Beckwith-Wiedemann syndrome is a condition that causes overgrowth and has other signs and symptoms that affect many parts of the body. At least half of all cases of Beckwith-Wiedemann syndrome result from changes in methylation of the IC2 region. Specifically, the maternally inherited copy of the IC2 region has too few methyl groups attached (hypomethylation). This abnormality disrupts the regulation of several genes that are normally controlled by IC2, including CDKN1C. Because this gene normally restrains cell growth and division, a reduction in its activity leads to overgrowth and the other features of Beckwith-Wiedemann syndrome.

In a few cases, Beckwith-Wiedemann syndrome has been caused by deletions of a small amount of DNA from the maternally inherited copy of the IC2 region. Like abnormal methylation, these deletions disrupt the activity of several genes, including CDKN1C.

Beckwith-Wiedemann syndrome can also result from variants (also known as mutations) within the maternally inherited copy of the CDKN1C gene. More than two dozen such variants have been identified. Some of these genetic changes lead to an abnormally short, nonfunctional version of the CDKN1C protein, while others alter single protein building blocks (amino acids) or delete a small number of amino acids from the protein. All of these variants are described as "loss-of-function" because they alter the structure of the CDKN1C protein such that it can no longer control growth effectively. The resulting problems with growth regulation lead to overgrowth and the other features of Beckwith-Wiedemann syndrome.

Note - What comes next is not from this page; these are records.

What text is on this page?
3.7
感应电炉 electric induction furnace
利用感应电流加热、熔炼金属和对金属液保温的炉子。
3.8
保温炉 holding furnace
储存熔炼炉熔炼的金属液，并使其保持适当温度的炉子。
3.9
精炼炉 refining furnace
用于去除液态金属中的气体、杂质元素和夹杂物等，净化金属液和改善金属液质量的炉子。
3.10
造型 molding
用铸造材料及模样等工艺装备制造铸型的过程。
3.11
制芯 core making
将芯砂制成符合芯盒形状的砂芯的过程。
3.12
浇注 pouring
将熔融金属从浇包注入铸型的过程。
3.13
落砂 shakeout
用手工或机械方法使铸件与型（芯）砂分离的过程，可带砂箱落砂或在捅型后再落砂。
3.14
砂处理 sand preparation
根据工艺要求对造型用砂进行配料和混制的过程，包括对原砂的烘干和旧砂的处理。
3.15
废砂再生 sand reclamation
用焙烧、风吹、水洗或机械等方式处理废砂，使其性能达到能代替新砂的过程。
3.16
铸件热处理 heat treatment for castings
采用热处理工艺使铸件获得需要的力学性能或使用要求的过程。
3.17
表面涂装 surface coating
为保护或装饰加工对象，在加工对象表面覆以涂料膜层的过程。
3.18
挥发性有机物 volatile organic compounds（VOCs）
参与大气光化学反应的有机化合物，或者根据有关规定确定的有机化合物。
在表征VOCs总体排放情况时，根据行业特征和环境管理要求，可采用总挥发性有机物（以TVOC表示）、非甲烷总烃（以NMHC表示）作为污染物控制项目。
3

Intrauterine growth restriction, metaphyseal dysplasia, adrenal hypoplasia congenita, and genital anomalies, commonly known by the acronym IMAGe, is a rare syndrome that affects the growth of many parts of the body. The condition is characterized by slow growth before and after birth, skeletal abnormalities, hormonal changes, and genital abnormalities in males. Variants in the CDKN1C gene have been found to cause this condition. Because this gene is paternally imprinted, IMAGe syndrome results only when the variant is present on the maternally inherited copy of the gene.

The CDKN1C gene variants that cause IMAGe syndrome replace single amino acids in a region known as the proliferating cell nuclear antigen (PCNA)-binding domain near the end of the gene. These variants appear to increase the stability of the CDKN1C protein, preventing it from being broken down normally. These changes increase the amount of the protein that is available to restrain cell growth and division. Because these variants enhance the protein's usual function, they are described as "gain-of-function." The excess CDKN1C protein leads to IMAGe syndrome by impairing normal growth and development starting before birth.